Table 2. Power Consumed by Various LFSRs
Figure 3. Area Comparison by Various LFSRs with Respect to Gate Count
Table 3. Average and Peak Power Consumed by TFSS and TSS
Table 4. Area Overhead by TFSS and TSS
The technique described here is the stuck-at fault model, which is the widely used fault model. However, delay testing based on a delay fault model, is becoming increasingly important on the test flow. Delay testing is used to verify if a circuits meets its timing specification. Although several low power approaches have been proposed for stuck-at fault model tests, few techniques of low power delay testing have been proposed despite its importance in today's systems. Thus, techniques and methodologies for addressing this problem can be suggested ( Nourani et al., 2008).
Recent developments in semiconductor design techniques make it possible to integrate millions of transistors in a single chip to form System-on-Chip (SoC). However, problems related to SoC test still exist. These problems include test time, test storage, and test power ( Stroele & Mayer, 1997). The test time problem and test power problem are highly related to each other. In SoC testing, each core is independently tested and the interconnected wires between the cores are tested. If several cores are tested serially, this will reduce the average power consumption, but will increase the test time. If all or some of the cores are tested concurrently, this will decrease the test time but will increase the power consumption.
Therefore, the average power consumption restricts the number of cores that can be tested concurrently. Thus, if power consumption in SoC can be reduced, a larger number of cores can be tested concurrently, thereby reducing test time.
While this paper explores some properties of the LFSR and has developed some techniques for low power testing and high fault coverage. There are several points that can be investigated further in order to develop other techniques that are an improvement on existing techniques. In this section, a number of future research directions in the field of testing will be briefly described.

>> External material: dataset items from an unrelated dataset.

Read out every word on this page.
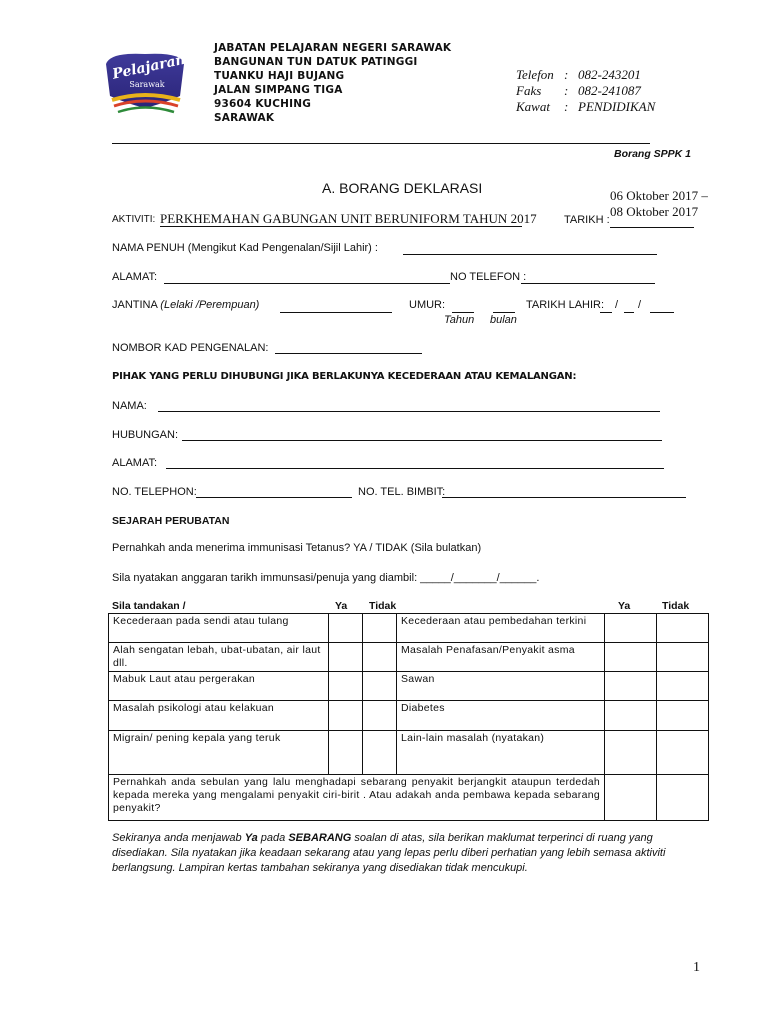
Pelajaran
Sarawak
JABATAN PELAJARAN NEGERI SARAWAK
BANGUNAN TUN DATUK PATINGGI
TUANKU HAJI BUJANG
JALAN SIMPANG TIGA
93604 KUCHING
SARAWAK
Telefon : 082-243201
Faks : 082-241087
Kawat : PENDIDIKAN
Borang SPPK 1
A. BORANG DEKLARASI
AKTIVITI: PERKHEMAHAN GABUNGAN UNIT BERUNIFORM TAHUN 2017 TARIKH :
06 Oktober 2017 –
08 Oktober 2017
NAMA PENUH (Mengikut Kad Pengenalan/Sijil Lahir) :
ALAMAT:	NO TELEFON :
JANTINA (Lelaki /Perempuan)	UMUR:
Tahun bulan
TARIKH LAHIR: / /
NOMBOR KAD PENGENALAN:
PIHAK YANG PERLU DIHUBUNGI JIKA BERLAKUNYA KECEDERAAN ATAU KEMALANGAN:
NAMA:
HUBUNGAN:
ALAMAT:
NO. TELEPHON:	NO. TEL. BIMBIT:
SEJARAH PERUBATAN
Pernahkah anda menerima immunisasi Tetanus? YA / TIDAK (Sila bulatkan)
Sila nyatakan anggaran tarikh immunsasi/penuja yang diambil: _____/_______/______.
Sila tandakan /	Ya Tidak	Ya	Tidak
Kecederaan pada sendi atau tulang			Kecederaan atau pembedahan terkini		
Alah sengatan lebah, ubat-ubatan, air laut dll.			Masalah Penafasan/Penyakit asma		
Mabuk Laut atau pergerakan			Sawan		
Masalah psikologi atau kelakuan			Diabetes		
Migrain/ pening kepala yang teruk			Lain-lain masalah (nyatakan)		
Pernahkah anda sebulan yang lalu menghadapi sebarang penyakit berjangkit ataupun terdedah kepada mereka yang mengalami penyakit ciri-birit . Atau adakah anda pembawa kepada sebarang penyakit?					
Sekiranya anda menjawab Ya pada SEBARANG soalan di atas, sila berikan maklumat terperinci di ruang yang disediakan. Sila nyatakan jika keadaan sekarang atau yang lepas perlu diberi perhatian yang lebih semasa aktiviti berlangsung. Lampiran kertas tambahan sekiranya yang disediakan tidak mencukupi.
1
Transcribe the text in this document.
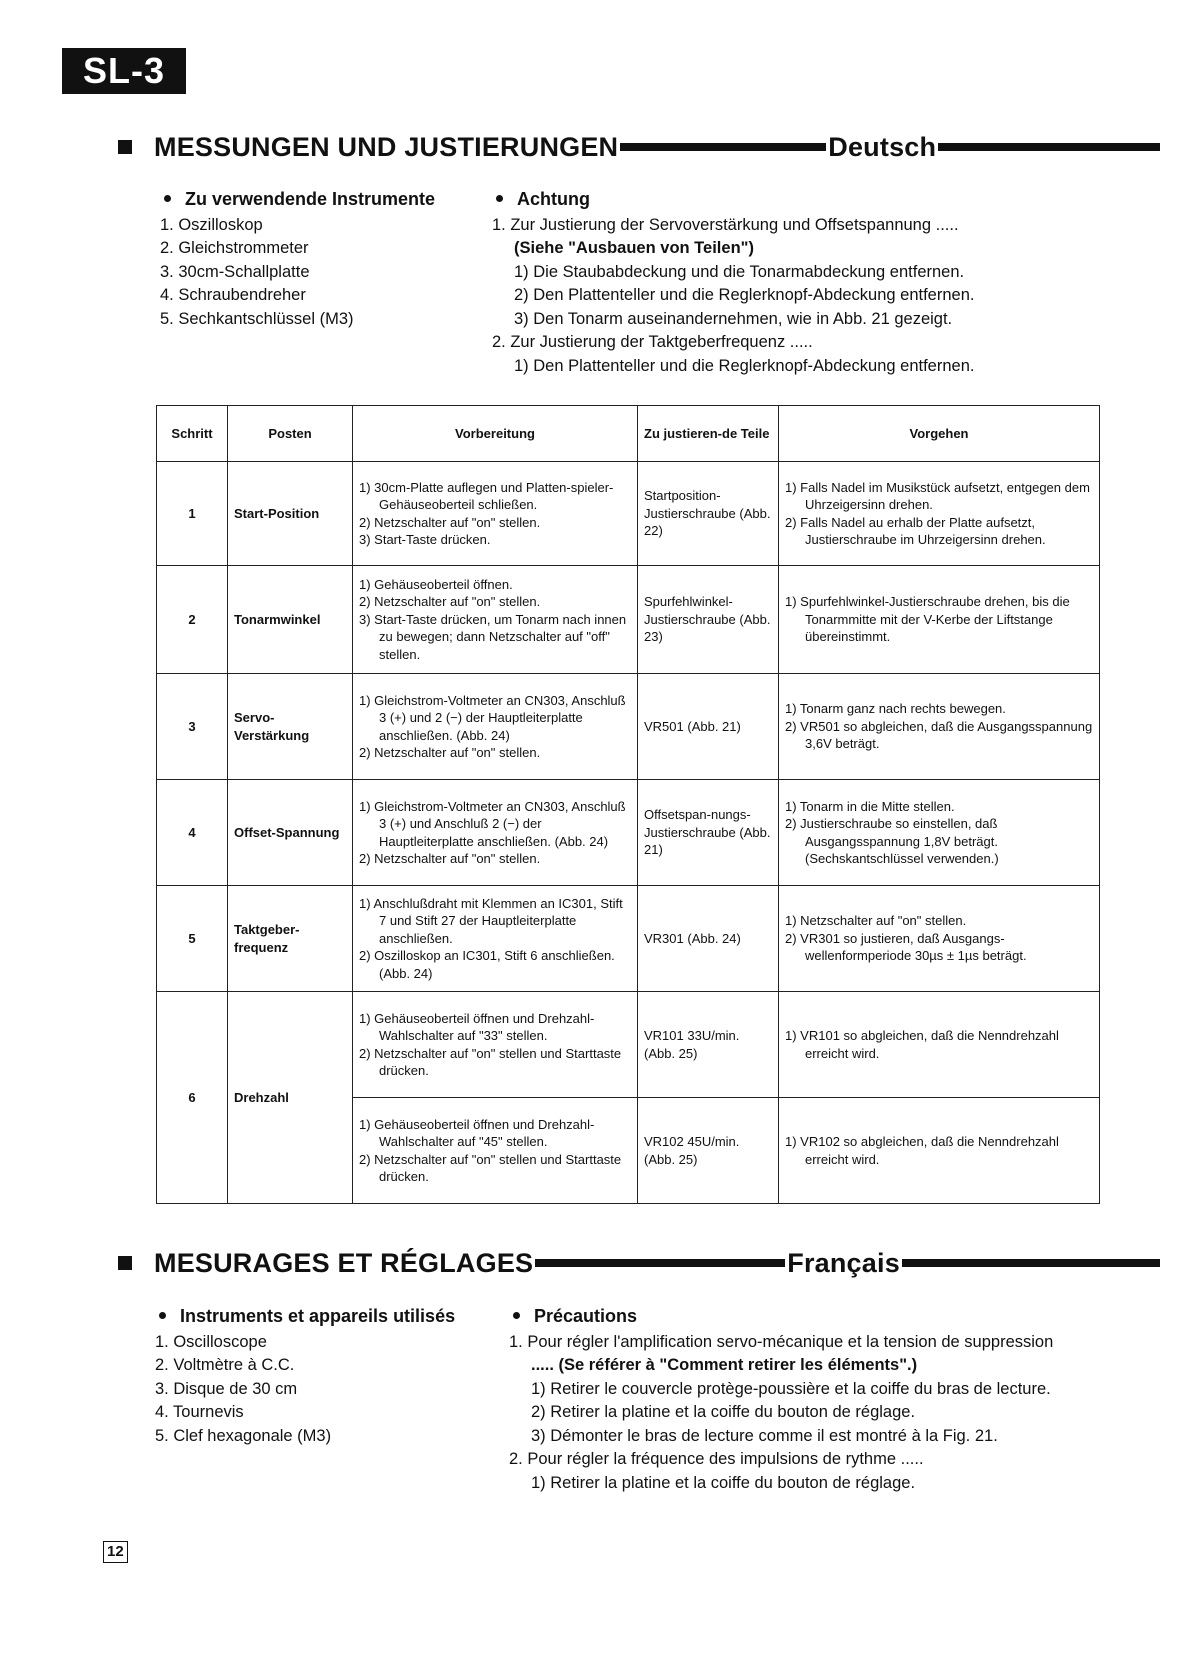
SL-3
MESSUNGEN UND JUSTIERUNGEN	Deutsch
Zu verwendende Instrumente
1. Oszilloskop
2. Gleichstrommeter
3. 30cm-Schallplatte
4. Schraubendreher
5. Sechkantschlüssel (M3)
Achtung
1. Zur Justierung der Servoverstärkung und Offsetspannung .....
(Siehe "Ausbauen von Teilen")
1) Die Staubabdeckung und die Tonarmabdeckung entfernen.
2) Den Plattenteller und die Reglerknopf-Abdeckung entfernen.
3) Den Tonarm auseinandernehmen, wie in Abb. 21 gezeigt.
2. Zur Justierung der Taktgeberfrequenz .....
1) Den Plattenteller und die Reglerknopf-Abdeckung entfernen.
Schritt	Posten	Vorbereitung	Zu justieren-de Teile	Vorgehen
1	Start-Position	1) 30cm-Platte auflegen und Platten-spieler-Gehäuseoberteil schließen.
2) Netzschalter auf "on" stellen.
3) Start-Taste drücken.	Startposition-Justierschraube (Abb. 22)	1) Falls Nadel im Musikstück aufsetzt, entgegen dem Uhrzeigersinn drehen.
2) Falls Nadel au erhalb der Platte aufsetzt, Justierschraube im Uhrzeigersinn drehen.

2	Tonarmwinkel	1) Gehäuseoberteil öffnen.
2) Netzschalter auf "on" stellen.
3) Start-Taste drücken, um Tonarm nach innen zu bewegen; dann Netzschalter auf "off" stellen.	Spurfehlwinkel-Justierschraube (Abb. 23)	1) Spurfehlwinkel-Justierschraube drehen, bis die Tonarmmitte mit der V-Kerbe der Liftstange übereinstimmt.

3	Servo-Verstärkung	1) Gleichstrom-Voltmeter an CN303, Anschluß 3 (+) und 2 (−) der Hauptleiterplatte anschließen. (Abb. 24)
2) Netzschalter auf "on" stellen.	VR501 (Abb. 21)	1) Tonarm ganz nach rechts bewegen.
2) VR501 so abgleichen, daß die Ausgangsspannung 3,6V beträgt.

4	Offset-Spannung	1) Gleichstrom-Voltmeter an CN303, Anschluß 3 (+) und Anschluß 2 (−) der Hauptleiterplatte anschließen. (Abb. 24)
2) Netzschalter auf "on" stellen.	Offsetspan-nungs-Justierschraube (Abb. 21)	1) Tonarm in die Mitte stellen.
2) Justierschraube so einstellen, daß Ausgangsspannung 1,8V beträgt. (Sechskantschlüssel verwenden.)

5	Taktgeber-frequenz	1) Anschlußdraht mit Klemmen an IC301, Stift 7 und Stift 27 der Hauptleiterplatte anschließen.
2) Oszilloskop an IC301, Stift 6 anschließen. (Abb. 24)	VR301 (Abb. 24)	1) Netzschalter auf "on" stellen.
2) VR301 so justieren, daß Ausgangs-wellenformperiode 30µs ± 1µs beträgt.

6	Drehzahl	1) Gehäuseoberteil öffnen und Drehzahl-Wahlschalter auf "33" stellen.
2) Netzschalter auf "on" stellen und Starttaste drücken.	VR101 33U/min. (Abb. 25)	1) VR101 so abgleichen, daß die Nenndrehzahl erreicht wird.

		1) Gehäuseoberteil öffnen und Drehzahl-Wahlschalter auf "45" stellen.
2) Netzschalter auf "on" stellen und Starttaste drücken.	VR102 45U/min. (Abb. 25)	1) VR102 so abgleichen, daß die Nenndrehzahl erreicht wird.
MESURAGES ET RÉGLAGES	Français
Instruments et appareils utilisés
1. Oscilloscope
2. Voltmètre à C.C.
3. Disque de 30 cm
4. Tournevis
5. Clef hexagonale (M3)
Précautions
1. Pour régler l'amplification servo-mécanique et la tension de suppression
..... (Se référer à "Comment retirer les éléments".)
1) Retirer le couvercle protège-poussière et la coiffe du bras de lecture.
2) Retirer la platine et la coiffe du bouton de réglage.
3) Démonter le bras de lecture comme il est montré à la Fig. 21.
2. Pour régler la fréquence des impulsions de rythme .....
1) Retirer la platine et la coiffe du bouton de réglage.
12
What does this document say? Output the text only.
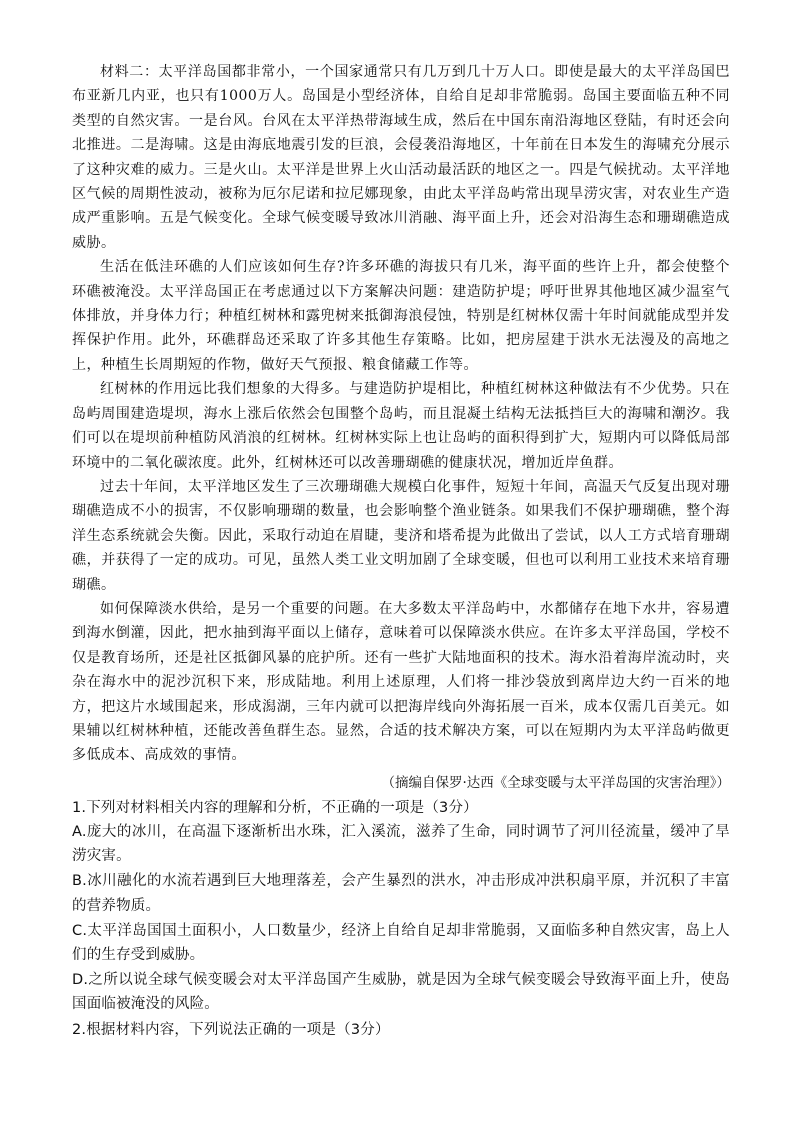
材料二：太平洋岛国都非常小，一个国家通常只有几万到几十万人口。即使是最大的太平洋岛国巴布亚新几内亚，也只有1000万人。岛国是小型经济体，自给自足却非常脆弱。岛国主要面临五种不同类型的自然灾害。一是台风。台风在太平洋热带海域生成，然后在中国东南沿海地区登陆，有时还会向北推进。二是海啸。这是由海底地震引发的巨浪，会侵袭沿海地区，十年前在日本发生的海啸充分展示了这种灾难的威力。三是火山。太平洋是世界上火山活动最活跃的地区之一。四是气候扰动。太平洋地区气候的周期性波动，被称为厄尔尼诺和拉尼娜现象，由此太平洋岛屿常出现旱涝灾害，对农业生产造成严重影响。五是气候变化。全球气候变暖导致冰川消融、海平面上升，还会对沿海生态和珊瑚礁造成威胁。

生活在低洼环礁的人们应该如何生存?许多环礁的海拔只有几米，海平面的些许上升，都会使整个环礁被淹没。太平洋岛国正在考虑通过以下方案解决问题：建造防护堤；呼吁世界其他地区减少温室气体排放，并身体力行；种植红树林和露兜树来抵御海浪侵蚀，特别是红树林仅需十年时间就能成型并发挥保护作用。此外，环礁群岛还采取了许多其他生存策略。比如，把房屋建于洪水无法漫及的高地之上，种植生长周期短的作物，做好天气预报、粮食储藏工作等。

红树林的作用远比我们想象的大得多。与建造防护堤相比，种植红树林这种做法有不少优势。只在岛屿周围建造堤坝，海水上涨后依然会包围整个岛屿，而且混凝土结构无法抵挡巨大的海啸和潮汐。我们可以在堤坝前种植防风消浪的红树林。红树林实际上也让岛屿的面积得到扩大，短期内可以降低局部环境中的二氧化碳浓度。此外，红树林还可以改善珊瑚礁的健康状况，增加近岸鱼群。

过去十年间，太平洋地区发生了三次珊瑚礁大规模白化事件，短短十年间，高温天气反复出现对珊瑚礁造成不小的损害，不仅影响珊瑚的数量，也会影响整个渔业链条。如果我们不保护珊瑚礁，整个海洋生态系统就会失衡。因此，采取行动迫在眉睫，斐济和塔希提为此做出了尝试，以人工方式培育珊瑚礁，并获得了一定的成功。可见，虽然人类工业文明加剧了全球变暖，但也可以利用工业技术来培育珊瑚礁。

如何保障淡水供给，是另一个重要的问题。在大多数太平洋岛屿中，水都储存在地下水井，容易遭到海水倒灌，因此，把水抽到海平面以上储存，意味着可以保障淡水供应。在许多太平洋岛国，学校不仅是教育场所，还是社区抵御风暴的庇护所。还有一些扩大陆地面积的技术。海水沿着海岸流动时，夹杂在海水中的泥沙沉积下来，形成陆地。利用上述原理，人们将一排沙袋放到离岸边大约一百米的地方，把这片水域围起来，形成潟湖，三年内就可以把海岸线向外海拓展一百米，成本仅需几百美元。如果辅以红树林种植，还能改善鱼群生态。显然，合适的技术解决方案，可以在短期内为太平洋岛屿做更多低成本、高成效的事情。

（摘编自保罗·达西《全球变暖与太平洋岛国的灾害治理》）

1.下列对材料相关内容的理解和分析，不正确的一项是（3分）

A.庞大的冰川，在高温下逐渐析出水珠，汇入溪流，滋养了生命，同时调节了河川径流量，缓冲了旱涝灾害。

B.冰川融化的水流若遇到巨大地理落差，会产生暴烈的洪水，冲击形成冲洪积扇平原，并沉积了丰富的营养物质。

C.太平洋岛国国土面积小，人口数量少，经济上自给自足却非常脆弱，又面临多种自然灾害，岛上人们的生存受到威胁。

D.之所以说全球气候变暖会对太平洋岛国产生威胁，就是因为全球气候变暖会导致海平面上升，使岛国面临被淹没的风险。

2.根据材料内容，下列说法正确的一项是（3分）
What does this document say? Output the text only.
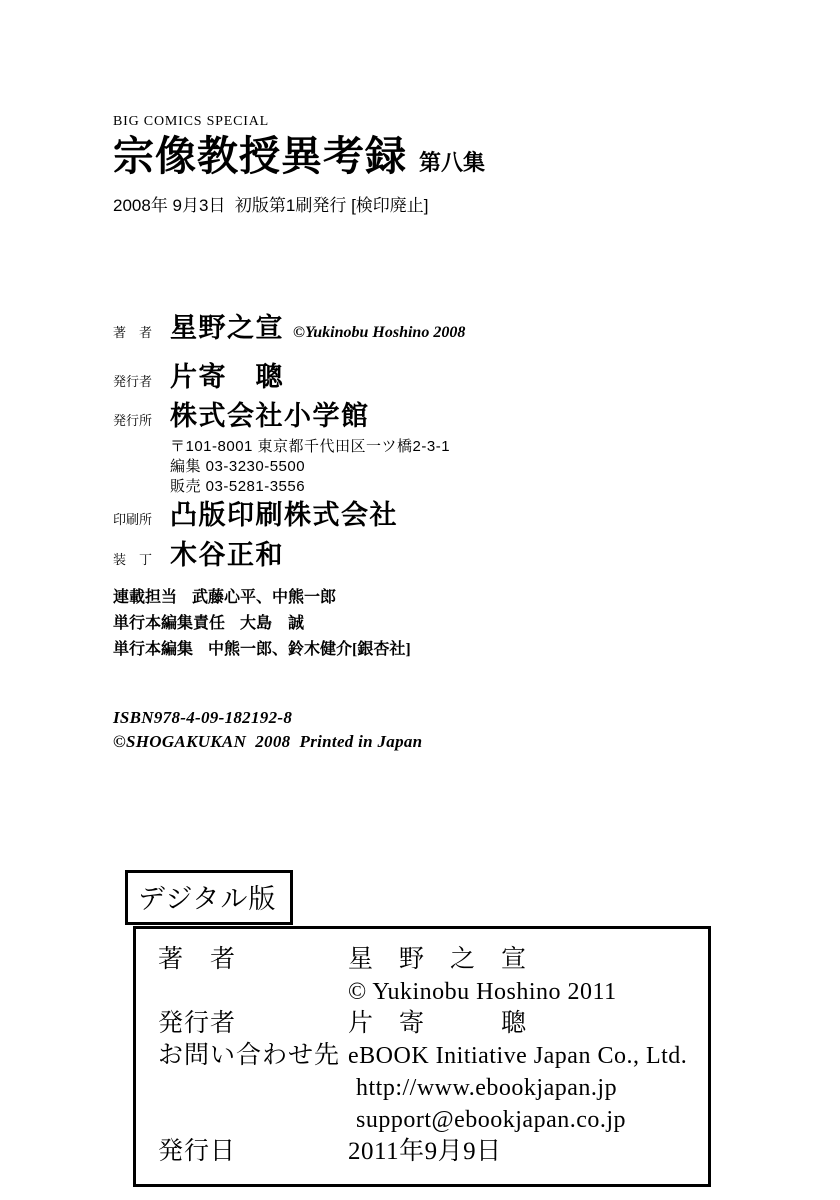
BIG COMICS SPECIAL
宗像教授異考録 第八集
2008年 9月3日  初版第1刷発行 [検印廃止]
著　者 星野之宣 ©Yukinobu Hoshino 2008
発行者 片寄　聰
発行所 株式会社小学館
〒101-8001 東京都千代田区一ツ橋2-3-1
編集 03-3230-5500
販売 03-5281-3556
印刷所 凸版印刷株式会社
装　丁 木谷正和
連載担当 武藤心平、中熊一郎
単行本編集責任 大島　誠
単行本編集 中熊一郎、鈴木健介[銀杏社]
ISBN978-4-09-182192-8
©SHOGAKUKAN  2008  Printed in Japan
デジタル版
著　者	星　野　之　宣
© Yukinobu Hoshino 2011
発行者	片　寄　　　聰
お問い合わせ先 eBOOK Initiative Japan Co., Ltd.
http://www.ebookjapan.jp
support@ebookjapan.co.jp
発行日	2011年9月9日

Since many of the techniques presented in this paper are based on new properties and observation about the behavior of LFSRs, search can help in developing new techniques that improves the fault coverage, power consumption and any other parameters related to test. Furthermore, since the LFSRs have many other applications other than testing of digital VLSI circuits, many properties can be useful in these applications, such as cryptography (Hatami et al., 2005).
Despite the fact that there are many proposed techniques to minimize power consumption during test, there appears to be only a few solutions dedicated to memories. During normal system operation, only one memory bank can be accessed at any given time from the several banks included in the memory. By contrast, it is desired to test all banks concurrently in order to reduce the test time during test and to simplify the BIST control circuit. Unfortunately, this can lead to very high power consumption compared to normal operation ( Tenentes et al., 2010). Thus reducing test power in memories is one of the hot directions for future research.